Bedrijven verliezen opdrachten door nijpend personeelstekort
Bijna de helft van de bedrijven die kampen met een tekort aan personeel, moet daardoor opdrachten afwijzen. Dat blijkt uit een peiling van HR-dienstverlener Liantis. “Wij hebben onlangs nog een opdracht doorgegeven aan een collega”, zegt Marc Hegge van het gelijknamige metaalbedrijf in Hamont-Achel.
Bijna de helft van de bedrijven (46 procent) kampt met een tekort aan personeel. Dat blijkt uit een bevraging van HR-dienstverlener Liantis bij ruim 1.000 Belgische kmo-ondernemers. De resultaten bevestigen dat de krapte op de arbeidsmarkt onverminderd aanhoudt. Opvallend is dat een aanzienlijk deel van de bedrijven die kampen met een personeelstekort, klanten moet doorsturen en opdrachten moet weigeren (46 procent). Anders wordt de werkdruk voor het bestaande personeel te groot.
De combinatie van personeelstekort, stijgende loonkosten, de hogere eisen van klanten en het feit dat ondernemers nieuwe opdrachten moeten weigeren, brengt de duurzaamheid van organisaties in gevaar, zo luidt het. “Wat als de klanten afhaken en in de toekomst niet meer terugkeren?” vraagt Laurence Vanparys van Liantis Consult zich af. “Het personeelstekort heeft dus niet alleen risico’s op korte termijn, maar ook op langere termijn.” Een van de Limburgse kmo’s die niet alle klanten kunnen helpen, is het accountantskantoor Axentis in Dilsen-Stokkem. “Wij kunnen niet meer alle klanten aanvaarden”, zegt Charlotte Reyskens, die als accountant ook het personeelsbeleid op zich neemt. “Bij elke nieuwe aanvraag moeten we zorgvuldig bekijken of we het werk er nog bij kunnen nemen zonder dat we inboeten op kwaliteit. En dan moeten we al eens een klant teleurstellen. We kunnen ook niet te veel klanten aanvaarden, want dat verhoogt de werkdruk voor het personeel.” Axentis stelt momenteel zeventien mensen tewerk. “We zijn voortdurend op zoek naar nieuwe accountants en boekhouders, maar er studeren er gewoon veel te weinig af”, aldus Reyskens. “We investeren momenteel in een nieuw gebouw. Hopelijk kunnen we daar nieuwe medewerkers mee aantrekken.”
Automatisering
Een van de bedrijven die worstelen met een personeelstekort en daardoor opdrachten aan zijn neus voorbij ziet gaan, is het Noord-Limburgse metaalbedrijf Hegge. “We hebben het hele jaar door zo’n vijftien vacatures”, aldus Marc Hegge, die het bedrijf samen met zijn broer Luc leidt. “Sommige daarvan staan een half jaar open. Bovendien wordt het steeds moeilijker om de gaten op te vullen van medewerkers die met pensioen gaan.”

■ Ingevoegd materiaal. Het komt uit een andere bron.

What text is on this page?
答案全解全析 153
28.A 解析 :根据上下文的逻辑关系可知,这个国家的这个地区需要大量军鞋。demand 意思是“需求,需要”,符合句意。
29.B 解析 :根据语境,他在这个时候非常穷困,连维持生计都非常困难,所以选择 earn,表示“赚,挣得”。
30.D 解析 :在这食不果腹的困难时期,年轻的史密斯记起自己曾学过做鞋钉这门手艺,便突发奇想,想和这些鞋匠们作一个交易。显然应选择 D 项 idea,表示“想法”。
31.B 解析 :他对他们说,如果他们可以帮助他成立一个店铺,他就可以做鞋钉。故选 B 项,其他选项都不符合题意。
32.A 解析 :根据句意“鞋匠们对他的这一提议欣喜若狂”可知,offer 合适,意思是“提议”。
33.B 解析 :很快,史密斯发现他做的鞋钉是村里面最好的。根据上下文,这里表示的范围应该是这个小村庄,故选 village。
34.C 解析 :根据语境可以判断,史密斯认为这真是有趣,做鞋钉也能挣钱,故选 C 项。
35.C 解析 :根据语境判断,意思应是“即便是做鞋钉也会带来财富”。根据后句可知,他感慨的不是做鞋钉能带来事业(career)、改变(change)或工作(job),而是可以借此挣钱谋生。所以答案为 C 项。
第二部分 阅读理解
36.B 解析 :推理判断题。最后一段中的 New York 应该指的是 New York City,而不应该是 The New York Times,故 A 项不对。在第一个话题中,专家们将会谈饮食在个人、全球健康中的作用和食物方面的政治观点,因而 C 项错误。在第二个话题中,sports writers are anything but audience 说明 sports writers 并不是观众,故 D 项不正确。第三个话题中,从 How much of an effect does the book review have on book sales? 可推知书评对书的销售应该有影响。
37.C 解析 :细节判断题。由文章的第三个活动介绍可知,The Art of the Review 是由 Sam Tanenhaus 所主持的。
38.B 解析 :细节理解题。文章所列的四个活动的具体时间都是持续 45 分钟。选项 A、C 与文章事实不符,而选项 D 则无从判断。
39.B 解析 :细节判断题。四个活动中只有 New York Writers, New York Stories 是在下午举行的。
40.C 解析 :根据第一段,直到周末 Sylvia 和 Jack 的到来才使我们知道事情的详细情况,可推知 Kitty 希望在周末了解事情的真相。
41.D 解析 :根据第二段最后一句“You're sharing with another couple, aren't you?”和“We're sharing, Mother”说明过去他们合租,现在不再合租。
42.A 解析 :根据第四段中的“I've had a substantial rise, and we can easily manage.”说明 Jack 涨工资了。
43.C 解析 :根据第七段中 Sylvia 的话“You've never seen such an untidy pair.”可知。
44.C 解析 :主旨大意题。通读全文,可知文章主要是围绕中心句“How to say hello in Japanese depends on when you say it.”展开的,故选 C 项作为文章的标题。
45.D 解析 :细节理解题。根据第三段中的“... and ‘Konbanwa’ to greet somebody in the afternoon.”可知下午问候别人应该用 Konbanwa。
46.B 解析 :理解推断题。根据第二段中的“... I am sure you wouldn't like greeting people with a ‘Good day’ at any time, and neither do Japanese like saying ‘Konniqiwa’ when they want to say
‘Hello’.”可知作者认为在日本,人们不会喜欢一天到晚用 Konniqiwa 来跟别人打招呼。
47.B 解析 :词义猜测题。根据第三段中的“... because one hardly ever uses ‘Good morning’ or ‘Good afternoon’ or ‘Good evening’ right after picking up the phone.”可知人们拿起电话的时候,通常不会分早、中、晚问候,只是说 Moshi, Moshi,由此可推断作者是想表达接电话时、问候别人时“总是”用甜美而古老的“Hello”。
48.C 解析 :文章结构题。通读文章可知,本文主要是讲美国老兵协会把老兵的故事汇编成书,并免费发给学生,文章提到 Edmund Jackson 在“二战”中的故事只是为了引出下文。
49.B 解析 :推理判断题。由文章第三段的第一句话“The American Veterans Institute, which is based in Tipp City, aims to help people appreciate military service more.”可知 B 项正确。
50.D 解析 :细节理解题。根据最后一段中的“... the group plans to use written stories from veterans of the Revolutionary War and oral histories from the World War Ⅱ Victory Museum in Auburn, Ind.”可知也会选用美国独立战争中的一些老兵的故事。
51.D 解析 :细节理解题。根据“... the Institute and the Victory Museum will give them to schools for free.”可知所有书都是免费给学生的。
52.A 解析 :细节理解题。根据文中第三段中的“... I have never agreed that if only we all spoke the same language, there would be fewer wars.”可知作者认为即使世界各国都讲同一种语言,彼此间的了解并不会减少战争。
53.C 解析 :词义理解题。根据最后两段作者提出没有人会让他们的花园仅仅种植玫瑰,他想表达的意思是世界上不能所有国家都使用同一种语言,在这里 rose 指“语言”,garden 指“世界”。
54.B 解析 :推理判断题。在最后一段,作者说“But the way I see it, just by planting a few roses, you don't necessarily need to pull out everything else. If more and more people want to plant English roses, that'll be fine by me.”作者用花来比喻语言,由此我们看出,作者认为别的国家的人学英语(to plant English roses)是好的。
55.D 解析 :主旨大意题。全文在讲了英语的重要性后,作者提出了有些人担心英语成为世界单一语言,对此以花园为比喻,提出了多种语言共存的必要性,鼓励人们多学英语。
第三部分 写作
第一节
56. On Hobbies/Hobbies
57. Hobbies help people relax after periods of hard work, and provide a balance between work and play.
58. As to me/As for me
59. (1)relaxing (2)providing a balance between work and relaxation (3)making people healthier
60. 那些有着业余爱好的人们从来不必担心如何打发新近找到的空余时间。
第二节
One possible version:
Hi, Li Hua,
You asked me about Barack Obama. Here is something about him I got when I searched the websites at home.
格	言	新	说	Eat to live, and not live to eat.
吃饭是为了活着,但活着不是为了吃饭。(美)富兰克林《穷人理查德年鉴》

Bij Hegge Group werken vandaag zo’n 170 mensen, goed voor een geconsolideerde jaaromzet van 33 miljoen euro. “De dagploeg zit nagenoeg helemaal vol, maar we zouden in onze nachtploeg best nog wel enkele mensen kunnen gebruiken”, legt Hegge uit. Maar aangezien die moeilijk of niet te vinden zijn, is Hegge een van de bedrijven die al eens een opdracht moet laten schieten. “Zo hebben we onlangs nog een opdracht voor decoratief plaatwerk doorgespeeld aan een collega, met wie we overigens goed samenwerken.” Hegge ondervindt bijvoorbeeld een groot tekort aan lassers. “Om dat op te vangen proberen we zelf werknemers om te scholen. Om de productiecapaciteit te verhogen wordt bovendien geïnvesteerd in automatisering. Zo hebben we onlangs een nieuwe lasrobot aangekocht, wat dan weer resulteert in extra werkgelegenheid.”
Loonkosten
Bij de Limburgse werkgeversorganisaties zijn vergelijkbare signalen te horen. “We worden dagelijks geconfronteerd met ondernemers die geen personeel vinden en daarom opdrachten moeten weigeren of omzet laten liggen”, zegt gedelegeerd bestuurder Bart Lodewyckx van Unizo Limburg. Gedelegeerd bestuurder Ruben Lemmens van VKW Limburg vult aan: “We horen bij onze bedrijven dat het gebrek aan gekwalificeerd personeel leidt tot leveringsproblemen en langere wachttijden, waardoor niet of pas later aan de vraag van klanten kan worden voldaan.”
Voka Limburg wijst erop dat krapte op de arbeidsmarkt nefast is voor toekomstige investeringsbeslissingen en waarschuwt voor de oplopende loonkosten. “Gemiddeld liggen de loonkosten in ons land per werknemer al 8 procent hoger dan in onze buurlanden”, vindt gedelegeerd bestuurder Johann Leten.